Ralph Coleman
- Ralph Coleman in 1938

Biographical details
- Born: November 30, 1895 Canby, Oregon, U.S.
- Died: July 8, 1990 (aged 94) Corvallis, Oregon, U.S.

Playing career
- 1918: Oregon State
- Position(s): Pitcher

Coaching career (HC unless noted)
- 1923–1928: Oregon State
- 1930–1931: Oregon State
- 1938–1966: Oregon State

Head coaching record
- Overall: 561–316–1

Accomplishments and honors

Championships
- conference titles in 1925, 1927, 1938, 1940, 1943, 1951, 1952, 1958, 1962, 1963

= Ralph Coleman (baseball) =

Ralph O. Coleman (November 30, 1895 – July 8, 1990 ) was a college baseball coach at Oregon State University for 35 years.

==Early life==
Coleman was born in Canby, Oregon in 1895 and graduated from Canby High School. He attended Oregon Agricultural College (later renamed Oregon State University), where he lettered in track for three years before trying baseball in his senior year of 1918. After serving in World War I, he pitched for the Portland Beavers of the Pacific Coast League and was offered a tryout with the Detroit Tigers, but opted instead for the head baseball coaching job at his alma mater.

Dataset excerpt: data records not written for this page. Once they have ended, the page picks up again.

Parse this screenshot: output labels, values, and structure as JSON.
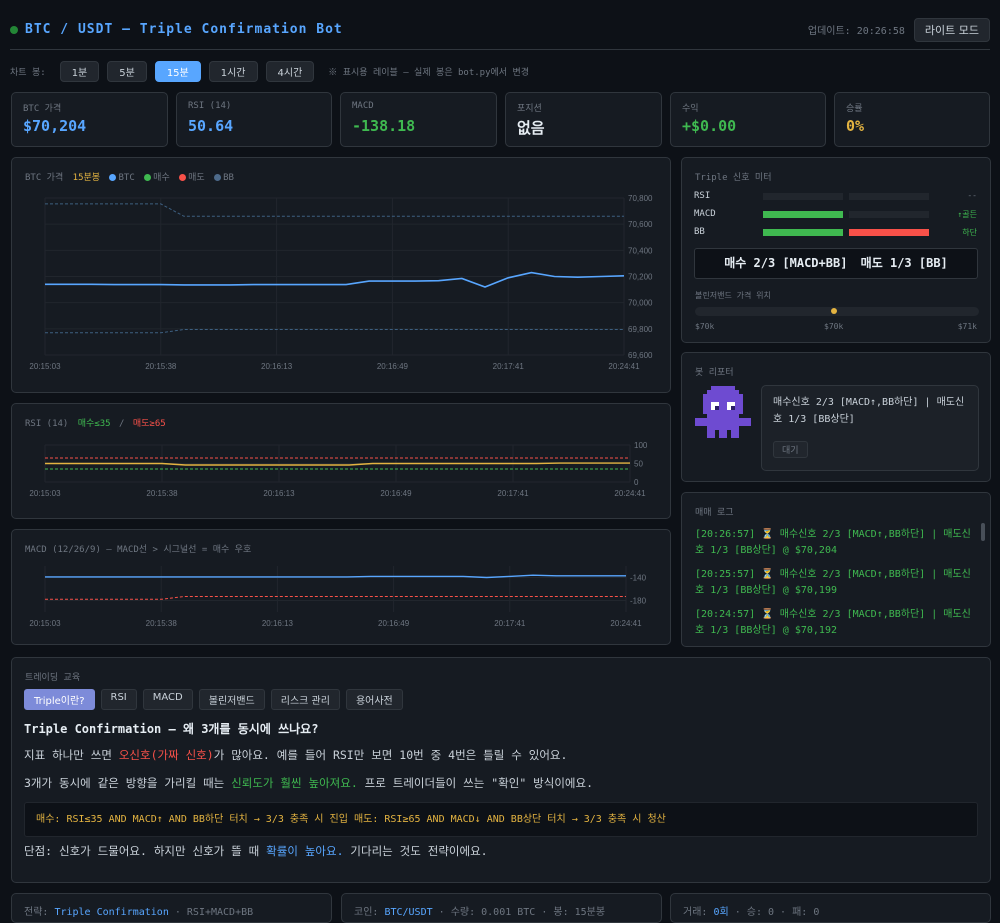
{
  "header": {
    "title": "BTC / USDT — Triple Confirmation Bot",
    "update": "업데이트: 20:26:58",
    "lite_mode": "라이트 모드"
  },
  "timeframe": {
    "label": "차트 봉:",
    "options": [
      "1분",
      "5분",
      "15분",
      "1시간",
      "4시간"
    ],
    "selected": "15분",
    "note": "※ 표시용 레이블 — 실제 봉은 bot.py에서 변경"
  },
  "stats": [
    {
      "label": "BTC 가격",
      "value": "$70,204",
      "color": "#58a6ff"
    },
    {
      "label": "RSI (14)",
      "value": "50.64",
      "color": "#58a6ff"
    },
    {
      "label": "MACD",
      "value": "-138.18",
      "color": "#3fb950"
    },
    {
      "label": "포지션",
      "value": "없음",
      "color": "#e6edf3"
    },
    {
      "label": "수익",
      "value": "+$0.00",
      "color": "#3fb950"
    },
    {
      "label": "승률",
      "value": "0%",
      "color": "#e3b341"
    }
  ],
  "price_chart": {
    "title": "BTC 가격",
    "tf": "15분봉",
    "legend": [
      "BTC",
      "매수",
      "매도",
      "BB"
    ],
    "legend_colors": [
      "#58a6ff",
      "#3fb950",
      "#f85149",
      "#4d6a8a"
    ],
    "y_ticks": [
      "70,800",
      "70,600",
      "70,400",
      "70,200",
      "70,000",
      "69,800",
      "69,600"
    ],
    "x_ticks": [
      "20:15:03",
      "20:15:38",
      "20:16:13",
      "20:16:49",
      "20:17:41",
      "20:24:41"
    ]
  },
  "rsi_chart": {
    "title": "RSI (14)",
    "buy": "매수≤35",
    "sep": "/",
    "sell": "매도≥65",
    "y_ticks": [
      "100",
      "50",
      "0"
    ],
    "x_ticks": [
      "20:15:03",
      "20:15:38",
      "20:16:13",
      "20:16:49",
      "20:17:41",
      "20:24:41"
    ]
  },
  "macd_chart": {
    "title": "MACD (12/26/9) — MACD선 > 시그널선 = 매수 우호",
    "y_ticks": [
      "-140",
      "-180"
    ],
    "x_ticks": [
      "20:15:03",
      "20:15:38",
      "20:16:13",
      "20:16:49",
      "20:17:41",
      "20:24:41"
    ]
  },
  "chart_data": [
    {
      "type": "line",
      "title": "BTC 가격",
      "ylim": [
        69600,
        70800
      ],
      "series": [
        {
          "name": "BTC",
          "values": [
            70140,
            70140,
            70140,
            70138,
            70138,
            70138,
            70136,
            70136,
            70136,
            70138,
            70138,
            70138,
            70138,
            70138,
            70165,
            70165,
            70165,
            70168,
            70185,
            70120,
            70190,
            70230,
            70200,
            70195,
            70200,
            70205
          ]
        },
        {
          "name": "BB",
          "values": [
            70755,
            70755,
            70755,
            70755,
            70755,
            70755,
            70660,
            70660,
            70660,
            70660,
            70660,
            70660,
            70660,
            70660,
            70660,
            70660,
            70660,
            70660,
            70660,
            70660,
            70660,
            70660,
            70660,
            70660,
            70660,
            70660
          ]
        },
        {
          "values": [
            69770,
            69770,
            69770,
            69770,
            69770,
            69770,
            69795,
            69795,
            69795,
            69795,
            69795,
            69795,
            69795,
            69795,
            69795,
            69795,
            69795,
            69795,
            69795,
            69795,
            69795,
            69795,
            69795,
            69795,
            69795,
            69795
          ]
        }
      ]
    },
    {
      "type": "line",
      "title": "RSI (14)",
      "ylim": [
        0,
        100
      ],
      "series": [
        {
          "values": [
            50,
            50,
            50,
            50,
            50,
            50,
            46,
            46,
            46,
            46,
            46,
            46,
            46,
            46,
            50,
            50,
            50,
            50,
            50,
            50,
            50,
            50,
            51,
            51,
            51,
            51
          ]
        }
      ]
    },
    {
      "type": "line",
      "title": "MACD (12/26/9)",
      "ylim": [
        -200,
        -120
      ],
      "series": [
        {
          "values": [
            -139,
            -139,
            -139,
            -139,
            -139,
            -139,
            -139,
            -139,
            -139,
            -139,
            -139,
            -139,
            -139,
            -139,
            -138,
            -138,
            -138,
            -138,
            -138,
            -140,
            -138,
            -136,
            -137,
            -137,
            -137,
            -137
          ]
        },
        {
          "values": [
            -178,
            -178,
            -178,
            -178,
            -178,
            -178,
            -173,
            -173,
            -173,
            -173,
            -173,
            -173,
            -173,
            -173,
            -173,
            -173,
            -173,
            -173,
            -173,
            -173,
            -173,
            -173,
            -173,
            -173,
            -173,
            -173
          ]
        }
      ]
    }
  ],
  "meter": {
    "title": "Triple 신호 미터",
    "rows": [
      {
        "name": "RSI",
        "status": "--",
        "status_color": "#6e7681",
        "buy_fill": 0,
        "sell_fill": 0
      },
      {
        "name": "MACD",
        "status": "↑골든",
        "status_color": "#3fb950",
        "buy_fill": 1,
        "sell_fill": 0
      },
      {
        "name": "BB",
        "status": "하단",
        "status_color": "#3fb950",
        "buy_fill": 1,
        "sell_fill": 1
      }
    ],
    "summary_buy": "매수 2/3 [MACD+BB]",
    "summary_sell": "매도 1/3 [BB]",
    "bb_pos_title": "볼린저밴드 가격 위치",
    "bb_pos": 0.49,
    "bb_labels": [
      "$70k",
      "$70k",
      "$71k"
    ]
  },
  "reporter": {
    "title": "봇 리포터",
    "message": "매수신호 2/3 [MACD↑,BB하단] | 매도신호 1/3 [BB상단]",
    "status": "대기"
  },
  "log": {
    "title": "매매 로그",
    "entries": [
      "[20:26:57] ⏳ 매수신호 2/3 [MACD↑,BB하단] | 매도신호 1/3 [BB상단] @ $70,204",
      "[20:25:57] ⏳ 매수신호 2/3 [MACD↑,BB하단] | 매도신호 1/3 [BB상단] @ $70,199",
      "[20:24:57] ⏳ 매수신호 2/3 [MACD↑,BB하단] | 매도신호 1/3 [BB상단] @ $70,192"
    ]
  },
  "edu": {
    "title": "트레이딩 교육",
    "tabs": [
      "Triple이란?",
      "RSI",
      "MACD",
      "볼린저밴드",
      "리스크 관리",
      "용어사전"
    ],
    "heading": "Triple Confirmation — 왜 3개를 동시에 쓰나요?",
    "p1a": "지표 하나만 쓰면 ",
    "p1b": "오신호(가짜 신호)",
    "p1c": "가 많아요. 예를 들어 RSI만 보면 10번 중 4번은 틀릴 수 있어요.",
    "p2a": "3개가 동시에 같은 방향을 가리킬 때는 ",
    "p2b": "신뢰도가 훨씬 높아져요.",
    "p2c": " 프로 트레이더들이 쓰는 \"확인\" 방식이에요.",
    "rule": "매수: RSI≤35 AND MACD↑ AND BB하단 터치 → 3/3 충족 시 진입 매도: RSI≥65 AND MACD↓ AND BB상단 터치 → 3/3 충족 시 청산",
    "p3a": "단점: 신호가 드물어요. 하지만 신호가 뜰 때 ",
    "p3b": "확률이 높아요.",
    "p3c": " 기다리는 것도 전략이에요."
  },
  "footer": [
    {
      "label": "전략:",
      "value": "Triple Confirmation",
      "extra": "· RSI+MACD+BB"
    },
    {
      "label": "코인:",
      "value": "BTC/USDT",
      "extra": "· 수량: 0.001 BTC · 봉: 15분봉"
    },
    {
      "label": "거래:",
      "value": "0회",
      "extra": "· 승: 0 · 패: 0"
    }
  ]
}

His younger brother Ed also played for the Beavers and went on to the major leagues.

==Coaching career==
Nicknamed The Silver Fox, Coleman remained the Beavers' head coach for 35 seasons: from 1923 to 1928, from 1930 to 1931, and from 1938 to 1966. His tenure was broken several times by other campus duties. Under Coleman's tenure, the Beavers had an overall record of 561–316–1 and finished first in the Northern Division 10 times. Coleman coached the Beavers to its first appearance in the College World Series in 1952, but the team lost its games to Duke and Texas.

==Legacy==
In 1968, he was named to the American Baseball Coaches Association Hall of Fame. He was inducted into the Oregon Sports Hall of Fame in 1981, the same year that Oregon State's baseball stadium was renamed Coleman Field in his honor. (It was later renamed Goss Stadium at Coleman Field when it was upgraded in 1999 with major donations from the Goss family.) He died in 1990, and was inducted into the OSU Sports Hall of Fame later that same year.